Trata-se de um algoritmo que trabalha com dados diversos, desde a topografia, a descrição predial, os marcos, a informação dos PDM e de associações florestais, REN, INE e Estradas de Portugal. Consegue verificar o sítio onde a matriz está localizada e identifica o proprietário. Além dos oito municípios do Pinhal Interior, Caminha e Alfândega da Fé também participaram e vai ser estendido a todo o país.

Funciona através do Balcão Único do Prédio (BUPi) um balcão físico e virtual, da responsabilidade do Instituto dos Registos e do Notariado que agrega a informação.

Existem também planos a nível do registo de patentes e da propriedade industrial, possibilitando que o sistema aceda a várias fontes e verifique a conformidade da patente a registar.

Na prática da advocacia, é indesmentível que a profissão está já mudar. A inteligência artificial pode já ser utilizada para analisar milhares de documentos em minutos, pesquisá-los por palavras-chave, organizá-los e categorizá-los por área, entre outras finalidades.

Porém, convém não olvidar que existem elevados riscos associados, já que os erros que venham a ser cometidos pelas “máquinas” que os advogados usem serão sempre da responsabilidade destes e podem não compensar a celeridade adquirida pelo automatismo. Da mesma forma que em segundos é possível resolver um número gigantesco de tarefas, em segundos é também possível cometer-se um número gigantesco de erros.

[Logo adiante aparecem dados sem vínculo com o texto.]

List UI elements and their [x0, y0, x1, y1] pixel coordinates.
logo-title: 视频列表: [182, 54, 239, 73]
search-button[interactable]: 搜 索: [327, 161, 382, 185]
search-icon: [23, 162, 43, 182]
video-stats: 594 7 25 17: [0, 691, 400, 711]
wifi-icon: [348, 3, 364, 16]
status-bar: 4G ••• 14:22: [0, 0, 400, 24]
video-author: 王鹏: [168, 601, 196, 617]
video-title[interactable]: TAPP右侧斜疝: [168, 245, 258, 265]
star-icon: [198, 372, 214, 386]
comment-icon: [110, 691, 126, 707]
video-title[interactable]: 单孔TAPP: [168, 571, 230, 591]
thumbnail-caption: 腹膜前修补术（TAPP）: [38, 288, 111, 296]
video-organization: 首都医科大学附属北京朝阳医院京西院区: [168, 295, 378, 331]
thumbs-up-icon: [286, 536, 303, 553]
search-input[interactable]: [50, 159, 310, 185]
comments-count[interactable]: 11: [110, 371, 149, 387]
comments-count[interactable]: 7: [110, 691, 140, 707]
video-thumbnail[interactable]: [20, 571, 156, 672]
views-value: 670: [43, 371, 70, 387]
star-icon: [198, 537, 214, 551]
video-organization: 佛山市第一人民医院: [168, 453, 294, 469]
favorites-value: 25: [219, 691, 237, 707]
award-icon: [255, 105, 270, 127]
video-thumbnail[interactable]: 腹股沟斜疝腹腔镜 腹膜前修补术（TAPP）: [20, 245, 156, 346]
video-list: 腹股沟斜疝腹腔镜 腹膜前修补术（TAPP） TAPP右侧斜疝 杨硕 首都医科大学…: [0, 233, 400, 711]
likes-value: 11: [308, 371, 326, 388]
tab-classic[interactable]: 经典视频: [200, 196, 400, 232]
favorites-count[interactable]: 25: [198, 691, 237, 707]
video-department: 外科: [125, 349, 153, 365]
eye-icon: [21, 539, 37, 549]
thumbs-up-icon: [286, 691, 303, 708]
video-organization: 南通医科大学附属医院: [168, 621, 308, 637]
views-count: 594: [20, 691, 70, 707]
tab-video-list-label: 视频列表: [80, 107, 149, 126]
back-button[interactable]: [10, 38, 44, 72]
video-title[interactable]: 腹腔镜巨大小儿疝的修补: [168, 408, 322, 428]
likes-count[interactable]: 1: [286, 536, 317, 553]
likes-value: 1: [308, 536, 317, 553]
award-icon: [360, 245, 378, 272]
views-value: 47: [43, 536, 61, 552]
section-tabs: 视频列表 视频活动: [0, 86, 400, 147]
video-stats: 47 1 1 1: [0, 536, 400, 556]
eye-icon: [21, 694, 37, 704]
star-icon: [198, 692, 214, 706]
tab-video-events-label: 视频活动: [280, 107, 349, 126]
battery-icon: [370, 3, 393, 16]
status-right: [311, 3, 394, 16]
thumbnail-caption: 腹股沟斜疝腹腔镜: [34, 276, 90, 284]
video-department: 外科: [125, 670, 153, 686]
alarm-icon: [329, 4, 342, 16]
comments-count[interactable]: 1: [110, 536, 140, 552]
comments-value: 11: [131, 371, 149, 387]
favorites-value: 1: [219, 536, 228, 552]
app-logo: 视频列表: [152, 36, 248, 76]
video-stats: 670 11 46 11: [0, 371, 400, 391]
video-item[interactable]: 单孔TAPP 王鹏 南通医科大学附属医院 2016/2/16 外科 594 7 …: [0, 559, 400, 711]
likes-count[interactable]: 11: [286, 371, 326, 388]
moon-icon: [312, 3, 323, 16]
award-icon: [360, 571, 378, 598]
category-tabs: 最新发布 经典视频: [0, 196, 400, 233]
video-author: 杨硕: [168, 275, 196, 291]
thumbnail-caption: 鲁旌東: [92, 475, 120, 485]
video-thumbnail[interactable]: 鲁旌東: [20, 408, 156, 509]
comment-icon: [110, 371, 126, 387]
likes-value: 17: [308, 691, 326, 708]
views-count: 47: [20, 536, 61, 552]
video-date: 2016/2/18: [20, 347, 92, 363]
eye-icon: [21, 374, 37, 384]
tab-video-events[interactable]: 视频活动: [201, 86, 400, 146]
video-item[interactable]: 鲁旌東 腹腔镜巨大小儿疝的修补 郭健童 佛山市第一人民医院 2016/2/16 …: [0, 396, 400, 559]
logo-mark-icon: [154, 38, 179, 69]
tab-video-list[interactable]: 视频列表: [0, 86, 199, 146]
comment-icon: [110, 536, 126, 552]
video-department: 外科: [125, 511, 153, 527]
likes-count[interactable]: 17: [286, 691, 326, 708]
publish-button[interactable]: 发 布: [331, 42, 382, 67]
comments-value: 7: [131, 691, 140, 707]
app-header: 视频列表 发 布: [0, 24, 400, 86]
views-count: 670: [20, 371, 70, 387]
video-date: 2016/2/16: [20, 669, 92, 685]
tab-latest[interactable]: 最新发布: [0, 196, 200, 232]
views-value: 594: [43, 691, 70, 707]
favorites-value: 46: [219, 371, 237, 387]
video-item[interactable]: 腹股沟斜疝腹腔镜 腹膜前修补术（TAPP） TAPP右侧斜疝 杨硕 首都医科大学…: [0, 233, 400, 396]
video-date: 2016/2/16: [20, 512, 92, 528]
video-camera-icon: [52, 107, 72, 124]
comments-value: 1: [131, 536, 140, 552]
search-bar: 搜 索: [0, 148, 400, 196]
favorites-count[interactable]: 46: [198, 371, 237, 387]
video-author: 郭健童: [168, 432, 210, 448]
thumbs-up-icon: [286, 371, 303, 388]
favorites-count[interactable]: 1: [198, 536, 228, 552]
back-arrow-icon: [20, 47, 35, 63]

Por isso, a tenologia deve ser colocada ao serviço da prática jurídica, como meio de auxiliar os Advogados, os Magistrados, os Oficiais de Justiça e outros profissional forenses, na realização de tarefas fastidiosas ou repetitivas, de modo que aqueles se possam concentrar no seu processo criativo e nunca como forma de os substituir nessa tarefa.

De outra forma, seria fácil pré-determinar as decisões judiciais ou amordaçar a realização da justiça, mediante a sua subordinação a códigos ou algoritmos pré-definidos por programadores que pouco ou nada sabem de Direito ou dos problemas concretos das cidadãos.